Today, I continue to add one of my older Shakespeare research papers from my first term in Mr. Jensen’s class. By the end of the term, I was feeling quite good about my success in the course. This paper was a little indulgent on my part, but it still received another A+. This paper was the first one that came in at the required 2 pages/double spaced (most of my papers have been in the 5-6 page range). Now that I have completed the entire ENG201-203 series, I still feel the same as my first term paper reflected. I will be spending this weekend writing my last research paper for this instructor. I have every confidence that I will end up with a perfect record of all 12 papers for this class earning A+ grades. I’ll be posting the last couple of papers later this week (after final exams! I have 3 this term…) This journey as a Non Traditional Student returning to college after 35 years is really becoming one of the big successes of my life!
Reflections on Early Shakespeare “The Bard through New Eyes”
I feel compelled to look back on my studies of the early works of William Shakespeare with a new-found understanding and appreciation of his plays for what they truly are, literary genius. As a “theater person”, mostly in the technical realm, I was never able to read a play for pure pleasure. How would I get my actors to exit stage left? How will the sound effect be cued? How many flats would I need to build an Elizabethan tavern for The Merry Wives of Windsor? Every script was more of an exercise in logistics and design versus the wonderful stories and dialogue.
What I have learned over the past ten weeks has allowed me to see the Bard’s plays through new eyes. As a History Major, I was drawn to the historical tidbits in lectures about 16th century England. The study of these works became more than reading a play. Richard III led me down a path of discovery about two young princes, lost in the Tower of London. Shakespeare’s histories came to life in the study of how King Richard manipulates and schemes his way into the crown. Having the background of how Shakespeare was able to fit history onto the stage was a highlight in my enjoyment of the play.

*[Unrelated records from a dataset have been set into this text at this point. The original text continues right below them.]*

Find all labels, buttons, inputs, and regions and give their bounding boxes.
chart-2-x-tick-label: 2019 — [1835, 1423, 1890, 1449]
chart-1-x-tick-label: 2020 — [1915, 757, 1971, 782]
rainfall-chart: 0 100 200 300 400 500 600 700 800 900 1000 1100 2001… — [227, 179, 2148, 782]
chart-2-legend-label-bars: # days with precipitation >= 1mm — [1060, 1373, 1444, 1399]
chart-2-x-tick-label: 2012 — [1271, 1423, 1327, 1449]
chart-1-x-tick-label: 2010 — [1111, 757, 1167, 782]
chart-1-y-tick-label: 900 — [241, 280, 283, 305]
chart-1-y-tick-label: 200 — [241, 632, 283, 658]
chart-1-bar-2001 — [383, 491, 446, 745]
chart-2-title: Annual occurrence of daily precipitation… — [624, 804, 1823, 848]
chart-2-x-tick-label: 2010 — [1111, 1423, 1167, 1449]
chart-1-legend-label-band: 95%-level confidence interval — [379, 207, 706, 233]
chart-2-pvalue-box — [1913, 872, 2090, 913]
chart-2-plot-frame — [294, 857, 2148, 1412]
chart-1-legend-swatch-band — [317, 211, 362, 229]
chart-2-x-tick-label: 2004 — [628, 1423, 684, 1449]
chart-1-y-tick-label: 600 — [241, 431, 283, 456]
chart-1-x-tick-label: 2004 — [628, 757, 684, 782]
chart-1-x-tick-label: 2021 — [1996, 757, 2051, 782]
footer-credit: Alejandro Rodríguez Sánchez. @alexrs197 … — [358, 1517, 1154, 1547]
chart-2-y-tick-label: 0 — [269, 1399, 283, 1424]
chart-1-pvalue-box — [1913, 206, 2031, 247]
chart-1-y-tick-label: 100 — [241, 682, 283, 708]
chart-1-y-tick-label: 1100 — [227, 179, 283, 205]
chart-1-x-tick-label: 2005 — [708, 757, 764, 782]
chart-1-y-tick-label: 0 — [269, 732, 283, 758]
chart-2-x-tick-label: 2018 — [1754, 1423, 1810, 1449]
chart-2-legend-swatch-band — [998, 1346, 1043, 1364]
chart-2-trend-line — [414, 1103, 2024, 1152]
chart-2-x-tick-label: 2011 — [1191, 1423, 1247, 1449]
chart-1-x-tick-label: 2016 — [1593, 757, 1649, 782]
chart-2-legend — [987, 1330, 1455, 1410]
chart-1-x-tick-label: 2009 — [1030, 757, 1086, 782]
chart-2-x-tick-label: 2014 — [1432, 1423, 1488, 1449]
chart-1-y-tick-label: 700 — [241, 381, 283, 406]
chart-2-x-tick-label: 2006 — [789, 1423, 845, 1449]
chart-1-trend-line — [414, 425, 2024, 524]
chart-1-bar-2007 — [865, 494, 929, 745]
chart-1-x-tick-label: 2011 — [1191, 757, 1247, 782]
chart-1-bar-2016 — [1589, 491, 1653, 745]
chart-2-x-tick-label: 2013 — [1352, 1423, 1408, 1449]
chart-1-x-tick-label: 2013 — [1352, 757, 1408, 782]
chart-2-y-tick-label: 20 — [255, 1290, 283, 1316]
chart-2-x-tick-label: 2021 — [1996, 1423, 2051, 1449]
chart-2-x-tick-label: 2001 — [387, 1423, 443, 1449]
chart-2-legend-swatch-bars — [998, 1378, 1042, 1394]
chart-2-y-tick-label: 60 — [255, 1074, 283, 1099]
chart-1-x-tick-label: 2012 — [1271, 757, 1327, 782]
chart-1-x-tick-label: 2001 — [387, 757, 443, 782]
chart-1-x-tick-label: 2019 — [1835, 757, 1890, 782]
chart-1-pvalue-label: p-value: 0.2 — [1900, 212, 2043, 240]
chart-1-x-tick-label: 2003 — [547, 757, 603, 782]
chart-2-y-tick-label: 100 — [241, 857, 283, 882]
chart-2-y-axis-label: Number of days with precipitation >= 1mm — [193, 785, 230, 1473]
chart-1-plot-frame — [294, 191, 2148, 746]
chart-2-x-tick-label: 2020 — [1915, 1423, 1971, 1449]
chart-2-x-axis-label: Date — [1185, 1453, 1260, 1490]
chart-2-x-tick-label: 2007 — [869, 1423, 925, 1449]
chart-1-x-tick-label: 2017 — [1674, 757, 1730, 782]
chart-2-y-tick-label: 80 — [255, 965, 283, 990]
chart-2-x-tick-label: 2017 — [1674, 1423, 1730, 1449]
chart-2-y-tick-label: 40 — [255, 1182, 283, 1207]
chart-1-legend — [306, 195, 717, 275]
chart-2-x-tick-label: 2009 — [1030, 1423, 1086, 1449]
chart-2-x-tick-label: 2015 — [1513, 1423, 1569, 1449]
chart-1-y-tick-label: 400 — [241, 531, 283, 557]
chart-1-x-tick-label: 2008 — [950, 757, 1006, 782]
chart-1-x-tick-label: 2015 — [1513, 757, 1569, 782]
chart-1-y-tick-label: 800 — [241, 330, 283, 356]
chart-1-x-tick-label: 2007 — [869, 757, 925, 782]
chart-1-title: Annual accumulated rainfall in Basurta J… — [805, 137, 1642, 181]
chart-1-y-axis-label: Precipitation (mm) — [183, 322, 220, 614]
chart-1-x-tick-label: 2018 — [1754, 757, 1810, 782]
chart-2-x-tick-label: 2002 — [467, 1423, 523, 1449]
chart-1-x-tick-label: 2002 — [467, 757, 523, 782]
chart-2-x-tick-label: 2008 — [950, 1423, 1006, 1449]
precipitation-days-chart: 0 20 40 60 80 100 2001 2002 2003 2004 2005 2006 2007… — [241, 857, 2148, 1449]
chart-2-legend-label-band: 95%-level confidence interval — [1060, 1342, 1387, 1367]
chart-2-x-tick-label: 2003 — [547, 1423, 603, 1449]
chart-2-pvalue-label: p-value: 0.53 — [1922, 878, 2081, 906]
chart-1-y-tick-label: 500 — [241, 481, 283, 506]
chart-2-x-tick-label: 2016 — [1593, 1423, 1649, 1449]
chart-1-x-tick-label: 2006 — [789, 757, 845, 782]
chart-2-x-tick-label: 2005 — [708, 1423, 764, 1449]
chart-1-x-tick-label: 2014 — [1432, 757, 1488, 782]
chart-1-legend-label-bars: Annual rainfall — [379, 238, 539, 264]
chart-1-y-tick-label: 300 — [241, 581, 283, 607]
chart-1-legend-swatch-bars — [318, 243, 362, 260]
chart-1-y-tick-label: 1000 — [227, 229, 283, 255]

Information about Shakespeare’s poems involving his dedications to Henry Wriothesley sparked my interest as I read the words. Who was the Bard referring to here? How does this possibly relate to the “dark lady”? I was reading a poem for both pleasure and clues at the same time. This is what is so exhilarating about seeing this literature through my new eyes. The theories about the symbols of Venus and Adonis and various codes that were popular in Renaissance England will be a theme I will follow throughout my study of Shakespeare.
I cannot possibly convey how wonderful it is to enjoy Shakespeare’s comedies on a literary and historical basis. It really helps when you get the jokes! The use of various mythological characters mixed into one story is fascinating when you learn how they were weaved together so artfully. Again, my love of all things Historical allowed me to learn about medieval herbalists and the use of many botanical references all through Shakespeare’s works. Further study of these references and Will’s country upbringing will be forthcoming.
Love and Hate, romance and war, the juxtaposition in the Tragedy Romeo and Juliet is another joy to behold. And to think, only a few years ago, all I could think of was how to build that crazy balcony! I originally planned to write this paper comparing West Side Story with this play. As I watched, furiously taking notes, I finally realized that I was seeing something through this wonderful filter of literary awareness. It did give me pause. Where will these “new eyes” of mine lead me next? I hope that you will allow me this one indulgent paper. I liken it to the catharsis of the climax of a Greek tragedy. Not since I played the role of Banquo in the 4th grade (with rave revenues on the playground I should add) have I been able to really enjoy my studies of William Shakespeare. For this gift, I must thank you.